Clara Arnaud est une écrivaine voyageuse. Son premier récit Sur les chemins de Chine, elle l’écrit à 22 ans. Elle y raconte une longue traversée de l’Ouest de la Chine à pied, avec deux chevaux de bât. Un voyage au pas, à travers les hauts plateaux tibétains et les territoires ouïghours qu’elle raconte avec talent et chaleur, mais sans laisser de côté les questions que soulèvent le fait de voyager dans un pays totalitaire.

En 2016 elle récidive avec Au détour du Caucase. Cette fois-ci elle traverse, toujours à pied et accompagnée d’un cheval de bât, l’Arménie et la Géorgie. C’est à nouveau la traversée de terres rocailleuses et des rencontres pleines de chaleur dans une région du monde marquée par la violence de l’Histoire européenne et dont les cicatrices sont loin d’être effacées.

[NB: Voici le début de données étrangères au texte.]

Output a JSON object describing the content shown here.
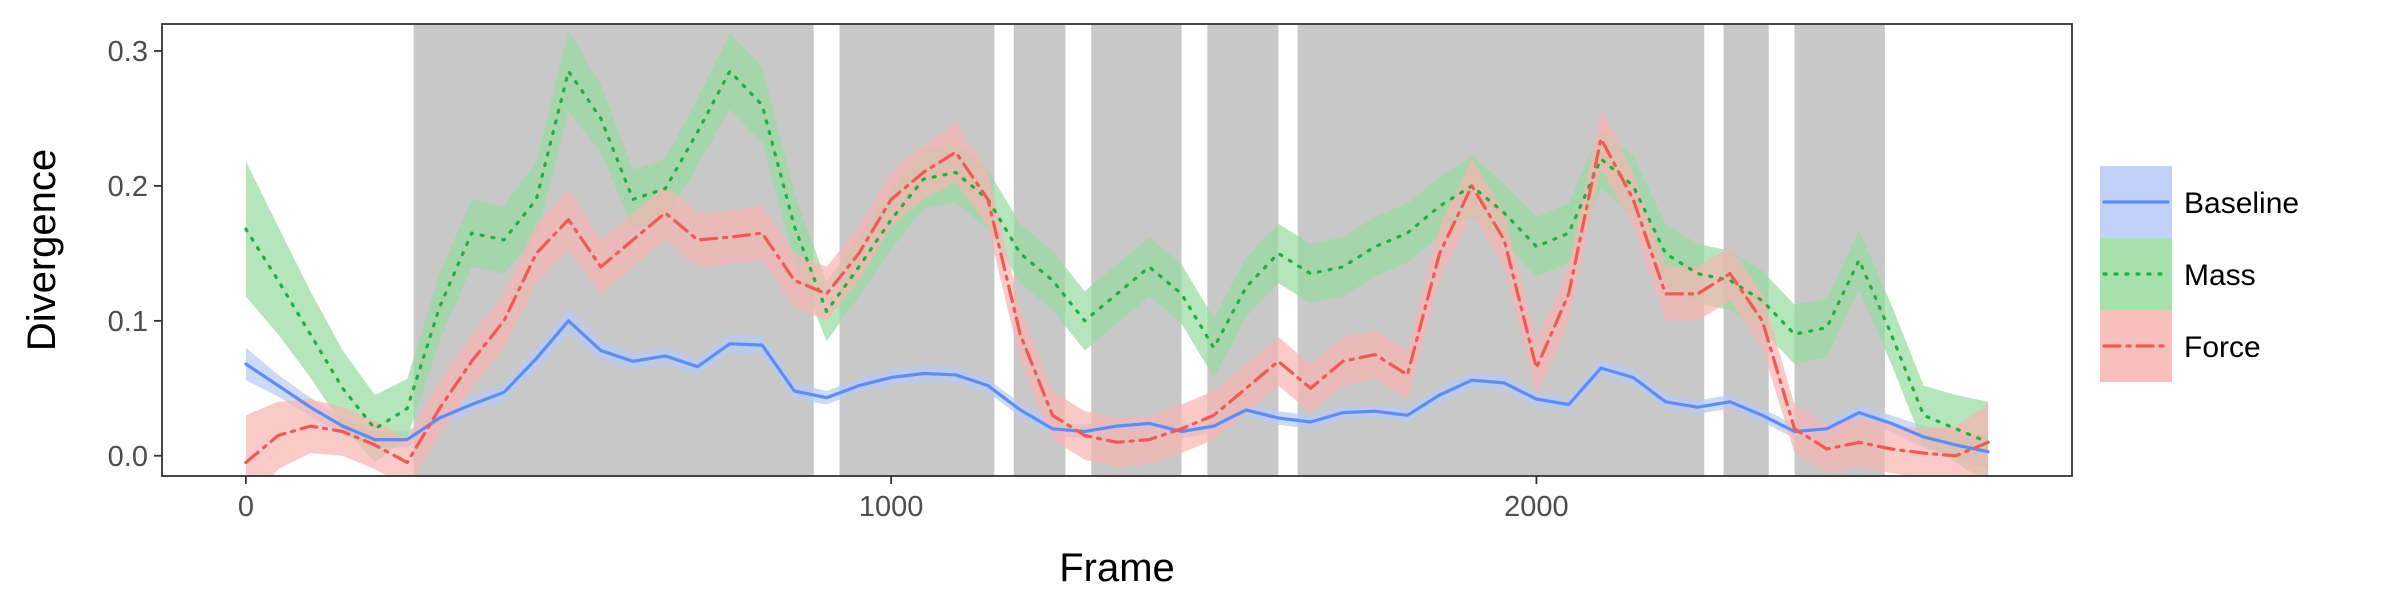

Entre ces deux récits de voyage, hymnes à la lenteur, Clara Arnaud travaille sur des projets de développement international, et mène ses premières missions au Sénégal, au Bénin et au Ghana, avant la République Démocratique du Congo. Cette dernière lui inspire son premier roman, L’orage, qui se déroule à Kinshasa. Ce roman choral explore toutes les facettes d’un pays fiévreux à travers toute la société congolaise.

Aujourd’hui, Clara Arnaud travaille au Honduras. Cette nouvelle découverte lui fournit la matière de La verticale du fleuve, nouveau roman qui, sous la même forme que L’orage, questionne les enjeux politiques et les aléas climatiques d’une modernité “verte”, et le prix à payer pour les indiens.